State governments seeking to balance budgets found easy targets in their state parks and campground systems. Nowhere were the cuts more evident than in California’s state park system, America’s largest. California’s once mighty state park system continued its downward spiral in 2011 amid budget cuts that left many only partially open and in decrepit condition amid plans to indefinitely close a quarter of its 278 parks. By summer, 60 state parks were partially closed, while 90 more had experienced severe reductions in services. The 70 closures slated for 2012 would be the first in the 84-year history of the system. The legislature decided in May to cut an additional $22 million from the state Department of Parks and Recreation to help close a state budget deficit of $9.6 billion. Overall, funding for California state parks has dropped 43% since Fiscal Year 2006, to $99 million planned for the Fiscal Year that began July 1 from $175 million six years earlier.


Looking for ways to increase state revenues, Florida Gov. Rick Scott proposed in the spring to privatize some of the more than 50 state parks that do not offer overnight camping. The proposal set off a public outcry by those who saw the plan as a threat to the pristine nature of their favorite parks and the private sector, which saw the proposal as a way to undercut the private sector. Hundreds voiced their opposition in hearings held across the state. The plan was shelved by late summer.
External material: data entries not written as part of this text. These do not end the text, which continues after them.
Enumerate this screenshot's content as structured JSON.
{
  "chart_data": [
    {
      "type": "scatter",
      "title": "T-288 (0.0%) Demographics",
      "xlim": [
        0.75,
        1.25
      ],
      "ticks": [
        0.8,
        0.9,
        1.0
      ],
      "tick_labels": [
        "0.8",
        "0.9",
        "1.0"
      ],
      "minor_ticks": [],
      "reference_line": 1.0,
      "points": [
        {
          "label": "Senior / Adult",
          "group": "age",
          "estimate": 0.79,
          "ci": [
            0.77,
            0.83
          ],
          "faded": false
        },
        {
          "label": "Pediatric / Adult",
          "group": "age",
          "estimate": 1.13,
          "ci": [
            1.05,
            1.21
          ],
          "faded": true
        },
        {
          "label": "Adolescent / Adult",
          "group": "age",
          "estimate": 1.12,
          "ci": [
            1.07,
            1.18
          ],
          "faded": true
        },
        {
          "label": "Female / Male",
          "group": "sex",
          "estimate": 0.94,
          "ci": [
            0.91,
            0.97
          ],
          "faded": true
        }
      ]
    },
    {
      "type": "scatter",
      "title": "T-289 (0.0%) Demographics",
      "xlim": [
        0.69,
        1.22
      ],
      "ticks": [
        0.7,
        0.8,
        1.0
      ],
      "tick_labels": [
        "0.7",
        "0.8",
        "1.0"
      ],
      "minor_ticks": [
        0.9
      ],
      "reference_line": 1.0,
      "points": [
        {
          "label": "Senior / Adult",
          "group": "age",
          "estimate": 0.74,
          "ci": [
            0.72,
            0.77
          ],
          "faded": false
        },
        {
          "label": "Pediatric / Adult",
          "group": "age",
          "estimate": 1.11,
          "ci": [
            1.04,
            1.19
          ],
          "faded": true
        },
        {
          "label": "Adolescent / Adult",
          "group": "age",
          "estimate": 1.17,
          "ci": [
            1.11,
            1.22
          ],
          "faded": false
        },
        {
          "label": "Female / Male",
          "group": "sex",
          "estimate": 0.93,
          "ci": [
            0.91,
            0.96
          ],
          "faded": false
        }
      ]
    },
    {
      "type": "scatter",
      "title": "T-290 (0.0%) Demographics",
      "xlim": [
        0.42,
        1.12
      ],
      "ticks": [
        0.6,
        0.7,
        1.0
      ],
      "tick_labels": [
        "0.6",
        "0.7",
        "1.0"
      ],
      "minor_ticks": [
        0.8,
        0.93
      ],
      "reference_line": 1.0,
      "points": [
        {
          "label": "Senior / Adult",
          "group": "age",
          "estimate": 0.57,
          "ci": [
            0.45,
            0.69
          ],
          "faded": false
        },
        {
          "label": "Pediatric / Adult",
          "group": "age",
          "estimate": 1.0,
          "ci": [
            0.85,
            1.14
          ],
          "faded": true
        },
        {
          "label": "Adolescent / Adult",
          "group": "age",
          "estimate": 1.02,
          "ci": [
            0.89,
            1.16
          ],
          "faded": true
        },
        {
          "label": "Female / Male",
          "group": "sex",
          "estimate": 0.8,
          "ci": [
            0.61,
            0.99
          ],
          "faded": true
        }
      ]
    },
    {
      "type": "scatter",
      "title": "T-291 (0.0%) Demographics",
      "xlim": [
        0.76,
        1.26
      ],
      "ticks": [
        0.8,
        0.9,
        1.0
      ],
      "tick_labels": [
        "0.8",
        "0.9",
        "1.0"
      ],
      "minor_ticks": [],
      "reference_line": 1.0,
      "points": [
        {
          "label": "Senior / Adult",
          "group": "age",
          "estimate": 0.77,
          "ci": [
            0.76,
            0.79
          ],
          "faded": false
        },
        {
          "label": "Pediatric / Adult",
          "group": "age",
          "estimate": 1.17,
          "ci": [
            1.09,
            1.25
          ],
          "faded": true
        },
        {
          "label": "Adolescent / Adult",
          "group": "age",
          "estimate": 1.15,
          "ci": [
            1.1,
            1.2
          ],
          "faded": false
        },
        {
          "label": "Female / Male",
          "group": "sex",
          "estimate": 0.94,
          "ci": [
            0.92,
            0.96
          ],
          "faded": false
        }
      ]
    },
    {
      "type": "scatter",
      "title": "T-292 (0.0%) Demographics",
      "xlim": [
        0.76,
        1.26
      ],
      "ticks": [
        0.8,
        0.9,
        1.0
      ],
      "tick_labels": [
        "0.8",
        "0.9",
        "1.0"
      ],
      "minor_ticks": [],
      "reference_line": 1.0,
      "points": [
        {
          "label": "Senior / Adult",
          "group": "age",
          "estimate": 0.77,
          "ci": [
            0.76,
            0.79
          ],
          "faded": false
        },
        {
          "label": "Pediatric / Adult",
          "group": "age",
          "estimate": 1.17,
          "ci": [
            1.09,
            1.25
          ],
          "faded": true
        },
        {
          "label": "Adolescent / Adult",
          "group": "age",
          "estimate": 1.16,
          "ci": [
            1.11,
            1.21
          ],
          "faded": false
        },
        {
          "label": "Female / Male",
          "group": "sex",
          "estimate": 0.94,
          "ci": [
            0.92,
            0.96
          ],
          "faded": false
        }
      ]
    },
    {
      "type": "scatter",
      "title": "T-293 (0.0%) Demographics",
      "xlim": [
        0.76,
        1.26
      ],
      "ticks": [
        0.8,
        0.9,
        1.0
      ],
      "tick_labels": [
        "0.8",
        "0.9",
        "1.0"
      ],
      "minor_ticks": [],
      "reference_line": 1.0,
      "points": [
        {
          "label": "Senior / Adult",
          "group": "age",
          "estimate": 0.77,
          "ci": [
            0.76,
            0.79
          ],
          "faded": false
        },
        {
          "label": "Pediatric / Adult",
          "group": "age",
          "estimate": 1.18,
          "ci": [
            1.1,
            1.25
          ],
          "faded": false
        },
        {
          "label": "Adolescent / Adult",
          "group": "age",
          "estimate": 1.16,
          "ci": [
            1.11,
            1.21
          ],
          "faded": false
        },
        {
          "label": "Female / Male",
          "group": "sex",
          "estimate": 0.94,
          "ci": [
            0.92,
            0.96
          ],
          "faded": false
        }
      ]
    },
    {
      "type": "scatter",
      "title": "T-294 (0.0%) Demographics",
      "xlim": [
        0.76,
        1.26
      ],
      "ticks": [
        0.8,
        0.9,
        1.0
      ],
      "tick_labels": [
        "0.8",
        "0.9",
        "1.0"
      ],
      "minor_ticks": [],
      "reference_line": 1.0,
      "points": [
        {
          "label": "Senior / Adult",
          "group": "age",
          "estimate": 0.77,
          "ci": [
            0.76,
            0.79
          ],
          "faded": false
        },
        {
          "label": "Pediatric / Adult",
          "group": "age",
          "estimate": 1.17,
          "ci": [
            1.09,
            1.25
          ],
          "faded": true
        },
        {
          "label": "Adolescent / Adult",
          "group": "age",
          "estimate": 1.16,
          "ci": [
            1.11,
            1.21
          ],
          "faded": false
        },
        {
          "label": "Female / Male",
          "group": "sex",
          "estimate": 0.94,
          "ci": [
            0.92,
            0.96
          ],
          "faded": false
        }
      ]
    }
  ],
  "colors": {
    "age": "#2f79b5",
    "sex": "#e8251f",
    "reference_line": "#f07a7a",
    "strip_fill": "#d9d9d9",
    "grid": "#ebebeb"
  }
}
When Minnesota’s legislature could not reach a new budget by July 1, it shut down the government, including the state’s 57 state parks. For 21 days, would-be campers had to look elsewhere for a place to camp. Nearby Wisconsin’s private parks announced they were “open for business” and cashed in on the shutdown. When camping returned to normal in Minnesota, parks scrambled to make up for the lost business.


Cavco Industries Inc. expanded its footprint in the manufactured housing and park model business in 2011 when it acquired Palm Harbor Homes Inc. Fleetwood Homes Inc., a subsidiary owned 50% by Cavco and 50% by Third Avenue Value Fund (TAVFX), completed the acquisition of substantially all of the assets and assumption of certain liabilities of Palm Harbor Homes on April 23 for $83.9 million.


Morgan RV Resorts attempted to introduce upscale park models to its resort in York, Maine, in 2011, much to the chagrin of the local zoning board, which deemed park models are manufactured housing, not RVs, and ordered them out. The Saratoga Springs, N.Y.-based chain appealed the decision to a state court as the year ended. Morgan argued that nowhere else in the U.S. are park models considered manufactured housing.